Ксения Дмитриевна раздраженно отмахнулась от него рукой, нетерпеливым жестом дала понять, чтобы он немедленно уходил.
– Значит, ваш отказ надо понимать в полном смысле? – оскорбился Чуриков и принял холодный тон.
– Да, в полном, в полном.
Чуриков схватил со столика свой новый каскет и, помахивая им влево и вправо, как на прогулке, направился к выходу.
– Честь имею кланяться! – со злобной галантностью отчеканил он на ходу. – Определенно!
– Я за вами закрою, – погналась за ним Гаша. – Ну? – через минуту с интересом спросила она у Ксении Дмитриевны, возвратившись в комнату.
– Жуть берет, – зябко поежилась Ксения Дмитриевна на диване.
– Отчего?
– От этих ваших шоферов. Так и вспоминаются герои из разных уголовных кинодрам.
Гаша рассмеялась.
– Ну что вы, что вы, Ксения Дмитриевна. Это вас с непривычки. А как же мы с ними живем?
– Не знаю, как вы с ними живете, но я их боюсь.

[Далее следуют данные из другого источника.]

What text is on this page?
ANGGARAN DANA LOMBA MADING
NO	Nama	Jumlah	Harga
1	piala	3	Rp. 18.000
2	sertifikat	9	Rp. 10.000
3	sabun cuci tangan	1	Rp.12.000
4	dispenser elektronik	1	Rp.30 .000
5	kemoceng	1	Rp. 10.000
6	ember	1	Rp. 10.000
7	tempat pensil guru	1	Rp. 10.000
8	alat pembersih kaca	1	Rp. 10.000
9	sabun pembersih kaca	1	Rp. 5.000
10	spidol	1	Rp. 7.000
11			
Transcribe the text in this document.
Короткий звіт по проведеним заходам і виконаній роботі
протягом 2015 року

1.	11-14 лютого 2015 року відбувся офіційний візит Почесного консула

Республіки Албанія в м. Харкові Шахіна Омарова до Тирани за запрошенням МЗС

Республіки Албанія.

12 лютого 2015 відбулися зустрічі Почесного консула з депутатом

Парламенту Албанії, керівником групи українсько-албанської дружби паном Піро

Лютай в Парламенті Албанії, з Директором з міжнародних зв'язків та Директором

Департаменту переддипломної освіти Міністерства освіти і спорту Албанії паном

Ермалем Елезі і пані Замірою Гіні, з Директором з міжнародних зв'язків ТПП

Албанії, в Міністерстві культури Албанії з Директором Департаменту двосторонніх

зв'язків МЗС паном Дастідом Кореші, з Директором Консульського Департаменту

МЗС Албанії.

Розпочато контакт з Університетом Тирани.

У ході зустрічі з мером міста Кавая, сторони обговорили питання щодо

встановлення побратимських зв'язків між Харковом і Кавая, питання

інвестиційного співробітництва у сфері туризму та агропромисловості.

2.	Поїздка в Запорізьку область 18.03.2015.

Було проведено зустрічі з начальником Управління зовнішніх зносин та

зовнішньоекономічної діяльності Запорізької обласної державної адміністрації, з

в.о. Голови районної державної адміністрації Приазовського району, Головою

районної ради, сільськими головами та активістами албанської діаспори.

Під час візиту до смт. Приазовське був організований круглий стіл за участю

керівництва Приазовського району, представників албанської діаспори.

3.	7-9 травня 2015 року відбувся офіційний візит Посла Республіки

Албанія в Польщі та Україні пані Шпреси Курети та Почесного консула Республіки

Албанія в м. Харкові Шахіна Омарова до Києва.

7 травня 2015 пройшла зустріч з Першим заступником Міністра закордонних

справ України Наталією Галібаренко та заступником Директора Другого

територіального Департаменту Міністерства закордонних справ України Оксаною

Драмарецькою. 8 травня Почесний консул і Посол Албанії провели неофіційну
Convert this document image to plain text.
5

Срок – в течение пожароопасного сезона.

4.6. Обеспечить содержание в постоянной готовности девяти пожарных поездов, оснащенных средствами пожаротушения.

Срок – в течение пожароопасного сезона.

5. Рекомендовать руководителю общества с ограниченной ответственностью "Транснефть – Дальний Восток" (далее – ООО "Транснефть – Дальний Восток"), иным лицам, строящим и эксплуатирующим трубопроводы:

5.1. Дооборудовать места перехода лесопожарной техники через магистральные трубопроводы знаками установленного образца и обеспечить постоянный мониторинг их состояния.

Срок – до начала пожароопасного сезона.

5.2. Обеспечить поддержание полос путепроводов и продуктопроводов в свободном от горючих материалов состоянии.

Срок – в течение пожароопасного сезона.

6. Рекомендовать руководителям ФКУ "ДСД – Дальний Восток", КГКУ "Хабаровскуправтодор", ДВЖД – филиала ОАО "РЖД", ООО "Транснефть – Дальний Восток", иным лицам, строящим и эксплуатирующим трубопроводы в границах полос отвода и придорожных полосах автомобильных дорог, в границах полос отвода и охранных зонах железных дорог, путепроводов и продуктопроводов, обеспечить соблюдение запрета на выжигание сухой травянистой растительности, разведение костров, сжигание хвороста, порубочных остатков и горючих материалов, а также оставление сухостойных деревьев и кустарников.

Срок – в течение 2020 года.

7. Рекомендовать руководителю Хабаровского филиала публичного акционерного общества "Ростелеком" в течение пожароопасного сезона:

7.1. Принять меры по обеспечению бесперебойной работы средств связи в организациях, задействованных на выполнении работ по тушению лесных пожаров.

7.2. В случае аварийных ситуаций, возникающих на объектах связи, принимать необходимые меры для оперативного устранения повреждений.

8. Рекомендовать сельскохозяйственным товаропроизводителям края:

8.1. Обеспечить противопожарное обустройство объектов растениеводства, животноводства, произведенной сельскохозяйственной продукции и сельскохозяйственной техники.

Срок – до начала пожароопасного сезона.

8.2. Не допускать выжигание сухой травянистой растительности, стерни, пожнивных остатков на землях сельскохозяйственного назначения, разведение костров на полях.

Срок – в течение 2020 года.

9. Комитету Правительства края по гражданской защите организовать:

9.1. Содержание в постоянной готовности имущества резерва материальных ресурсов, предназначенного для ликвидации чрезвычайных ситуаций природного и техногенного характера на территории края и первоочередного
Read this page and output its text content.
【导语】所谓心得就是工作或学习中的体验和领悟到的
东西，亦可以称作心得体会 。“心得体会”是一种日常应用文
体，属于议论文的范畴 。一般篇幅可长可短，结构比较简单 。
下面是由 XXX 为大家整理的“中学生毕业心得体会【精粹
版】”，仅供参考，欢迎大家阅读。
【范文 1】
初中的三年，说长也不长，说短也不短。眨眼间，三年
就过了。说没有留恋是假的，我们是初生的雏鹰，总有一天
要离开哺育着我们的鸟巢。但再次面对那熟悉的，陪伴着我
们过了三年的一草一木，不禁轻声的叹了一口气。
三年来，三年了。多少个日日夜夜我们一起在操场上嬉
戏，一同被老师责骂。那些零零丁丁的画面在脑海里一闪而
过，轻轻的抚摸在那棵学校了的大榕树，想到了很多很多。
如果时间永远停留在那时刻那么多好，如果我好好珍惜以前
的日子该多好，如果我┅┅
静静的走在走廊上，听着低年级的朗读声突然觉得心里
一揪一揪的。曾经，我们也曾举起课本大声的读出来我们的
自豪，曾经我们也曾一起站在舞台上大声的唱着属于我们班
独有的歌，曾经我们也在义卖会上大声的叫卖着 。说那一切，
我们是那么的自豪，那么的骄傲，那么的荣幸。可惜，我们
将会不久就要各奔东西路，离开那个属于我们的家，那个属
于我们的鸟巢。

– Что так? Это вы напрасно.
– Уж очень все у них просто, – объяснила свое ощущение Ксения Дмитриевна. – И человека задушат просто, если задумают. Завезут, задушат, сбросят с машины в канаву.
Ее залихорадило.
– В Петровский парк меня зазывал… – стуча челюстями, прошептала она с таким лицом, точно на нее надвигалось страшное привидение. – В Сокольники сманивал… В Останкино…
Голос ее захрипел и оборвался.
– Что с вами, Ксения Дмитриевна! – бросилась ее обнимать испуганная Гаша. – Успокойтесь! Это вы просто от расстройства! Какие они там 'душители'! Не бойтесь! И неужели же я отдам вас кому попало?
Вечером, когда Ксения Дмитриевна укладывала Клаву и Женю спать, а Гаша простирывала в кухне их рубашонки, с черного хода постучали.
– Кто там?
– Гаша, открой.
– А кто это?
– Я, Митриевна.
Гаша открыла дверь и впустила в кухню сморщенную, нищенски одетую старуху с темным покойницким лицом и с живыми мышиными глазками. От старухи Митриевны, по словам одного из шоферов, пахло покойником.